论文信息 - Bayesian Meta-Learning for Few-Shot Policy Adaptation Across Robotic Platforms

Bayesian Meta-Learning for Few-Shot Policy Adaptation Across Robotic Platforms

Reinforcement learning methods can achieve significant performance but require a large amount of training data collected on the same robotic platform. A policy trained with expensive data is rendered useless after making even a minor change to the robot hardware. In this paper, we address the challenging problem of adapting a policy, trained to perform a task, to a novel robotic hardware platform given only few demonstrations of robot motion trajectories on the target robot.
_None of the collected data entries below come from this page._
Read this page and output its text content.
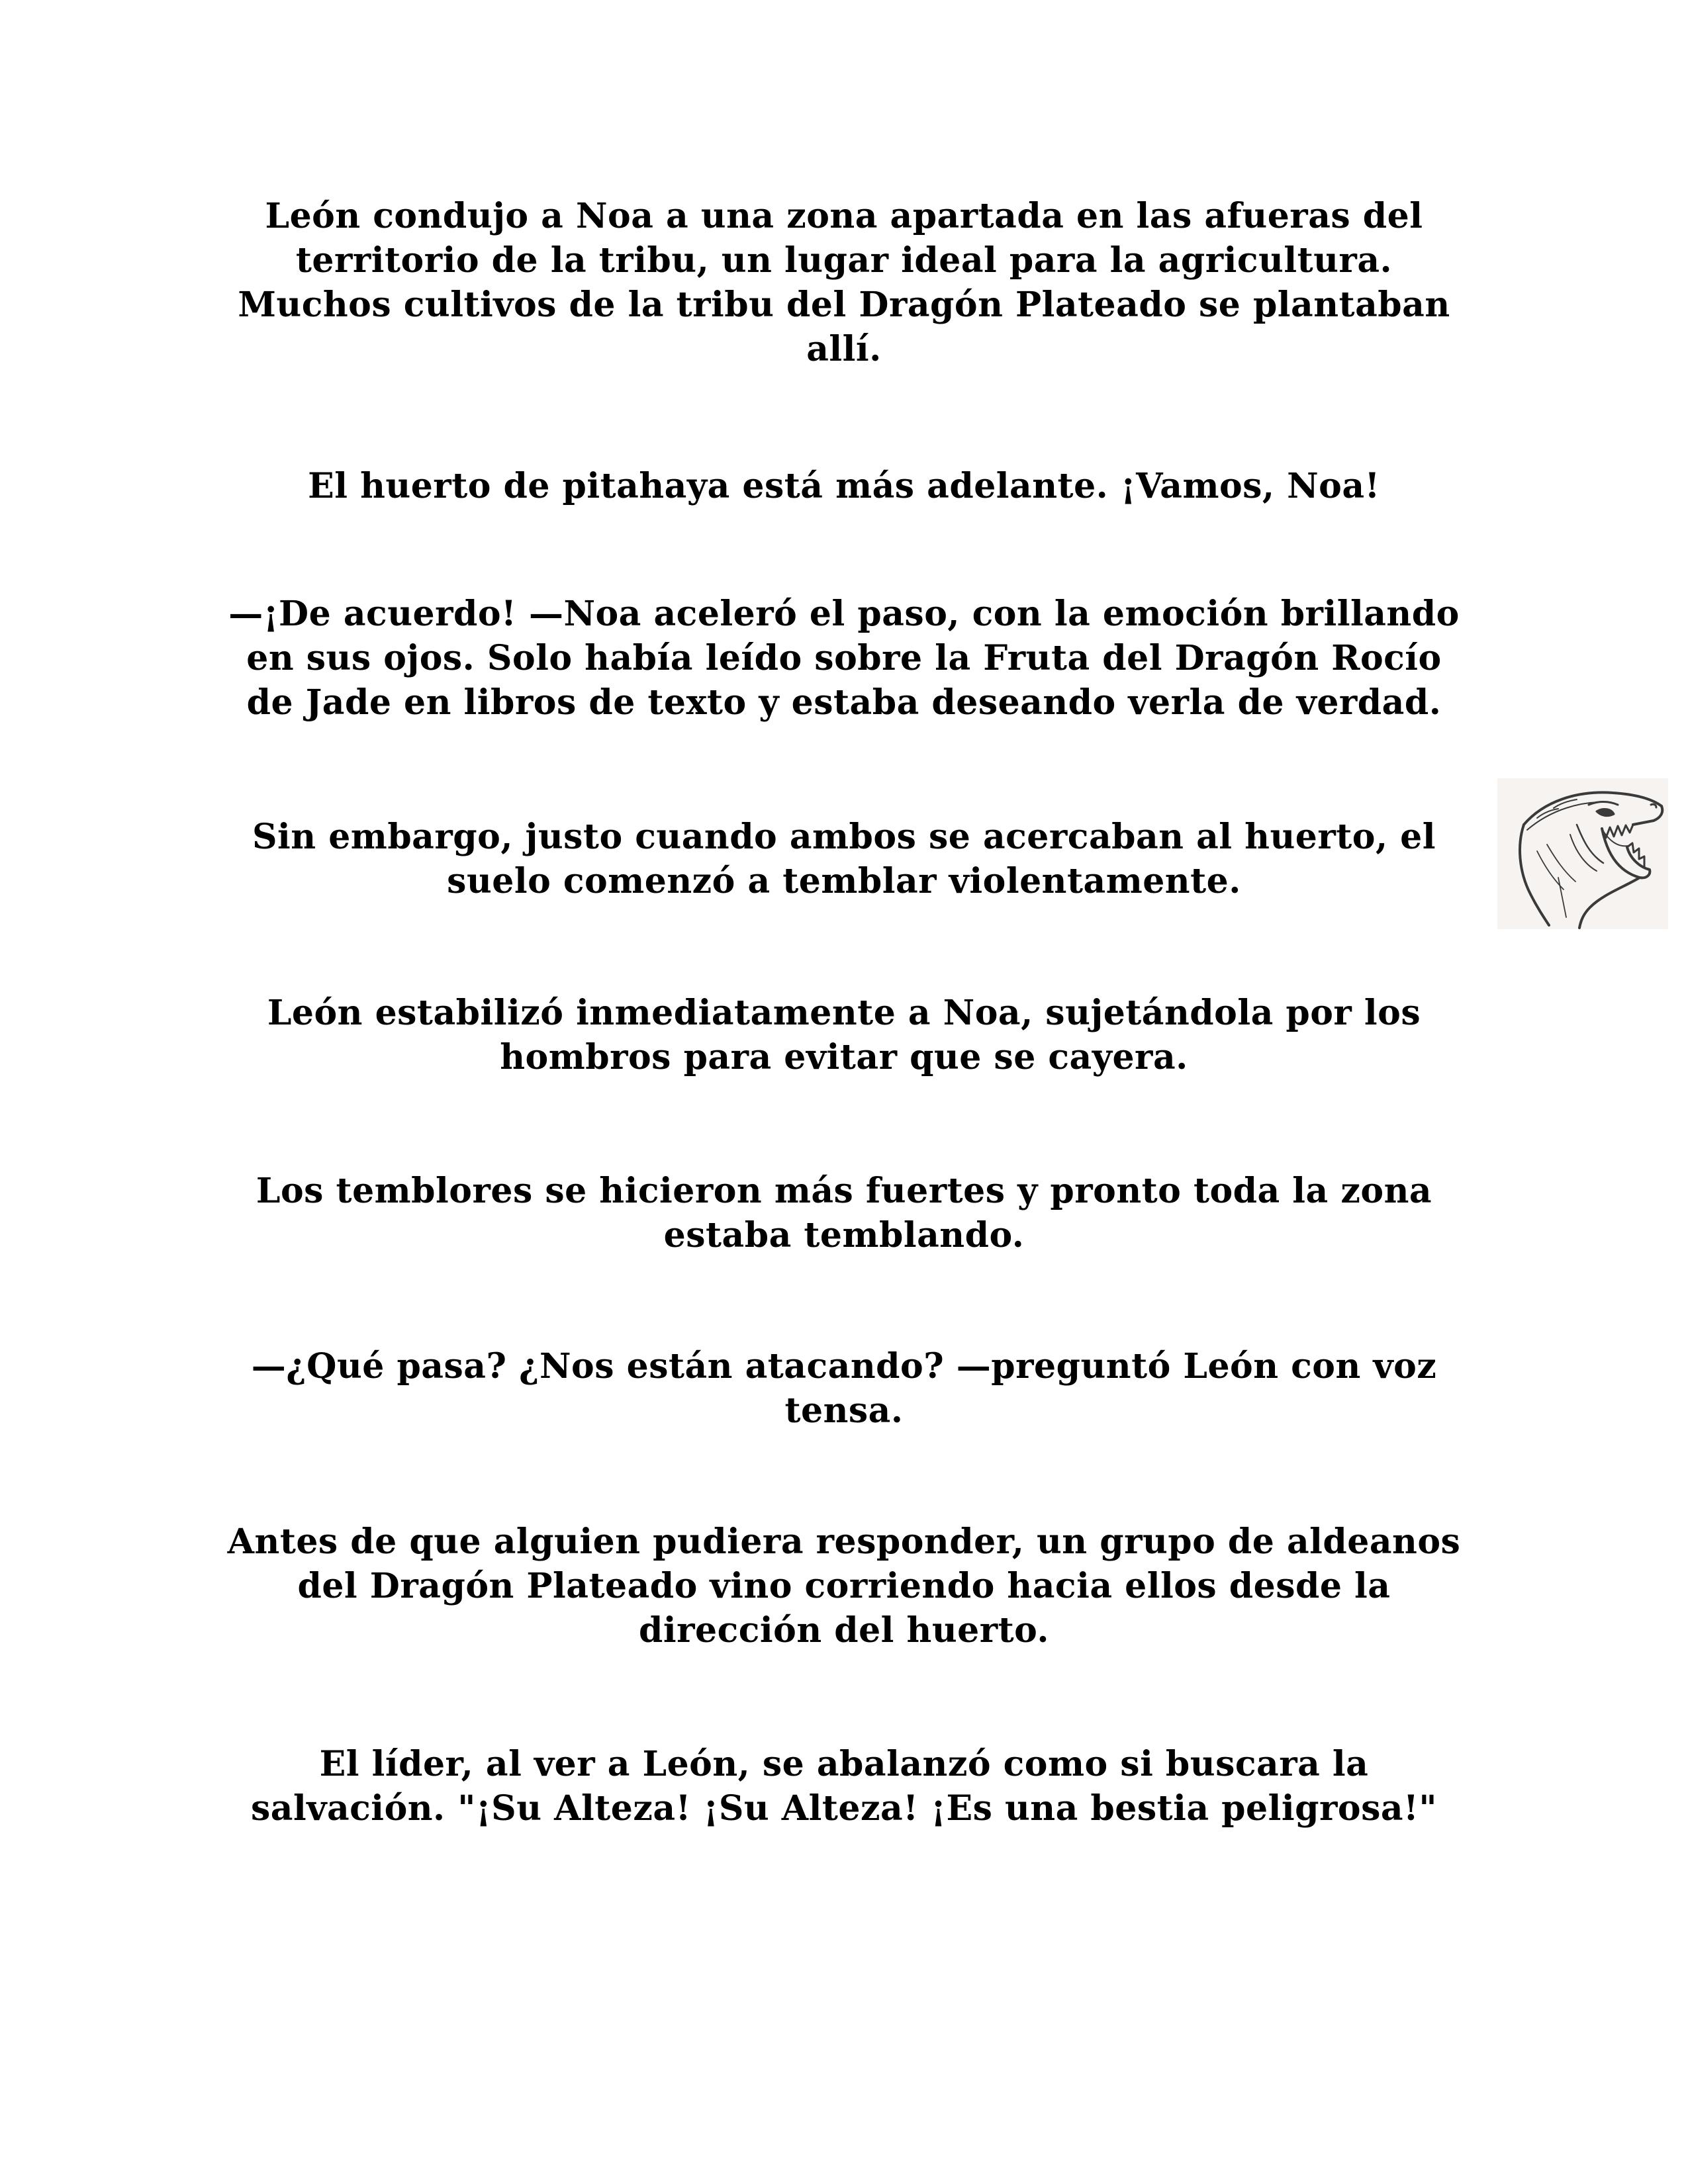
León condujo a Noa a una zona apartada en las afueras del
territorio de la tribu, un lugar ideal para la agricultura.
Muchos cultivos de la tribu del Dragón Plateado se plantaban
allí.
El huerto de pitahaya está más adelante. ¡Vamos, Noa!
—¡De acuerdo! —Noa aceleró el paso, con la emoción brillando
en sus ojos. Solo había leído sobre la Fruta del Dragón Rocío
de Jade en libros de texto y estaba deseando verla de verdad.
Sin embargo, justo cuando ambos se acercaban al huerto, el
suelo comenzó a temblar violentamente.
León estabilizó inmediatamente a Noa, sujetándola por los
hombros para evitar que se cayera.
Los temblores se hicieron más fuertes y pronto toda la zona
estaba temblando.
—¿Qué pasa? ¿Nos están atacando? —preguntó León con voz
tensa.
Antes de que alguien pudiera responder, un grupo de aldeanos
del Dragón Plateado vino corriendo hacia ellos desde la
dirección del huerto.
El líder, al ver a León, se abalanzó como si buscara la
salvación. "¡Su Alteza! ¡Su Alteza! ¡Es una bestia peligrosa!"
We formulate it as a few-shot meta-learning problem where the goal is to find a meta-model that captures the common structure shared across different robotic platforms such that data-efficient adaptation can be performed. We achieve such adaptation by introducing a learning framework consisting of a probabilistic gradient-based meta-learning algorithm that models the uncertainty arising from the few-shot setting with a low-dimensional latent variable. We experimentally evaluate our framework on a simulated reaching and a real-robot picking task using 400 simulated robots generated by varying the physical parameters of an existing set of robotic platforms. Our results show that the proposed method can successfully adapt a trained policy to different robotic platforms with novel physical parameters and the superiority of our meta-learning algorithm compared to state-of-the-art methods for the introduced few-shot policy adaptation problem.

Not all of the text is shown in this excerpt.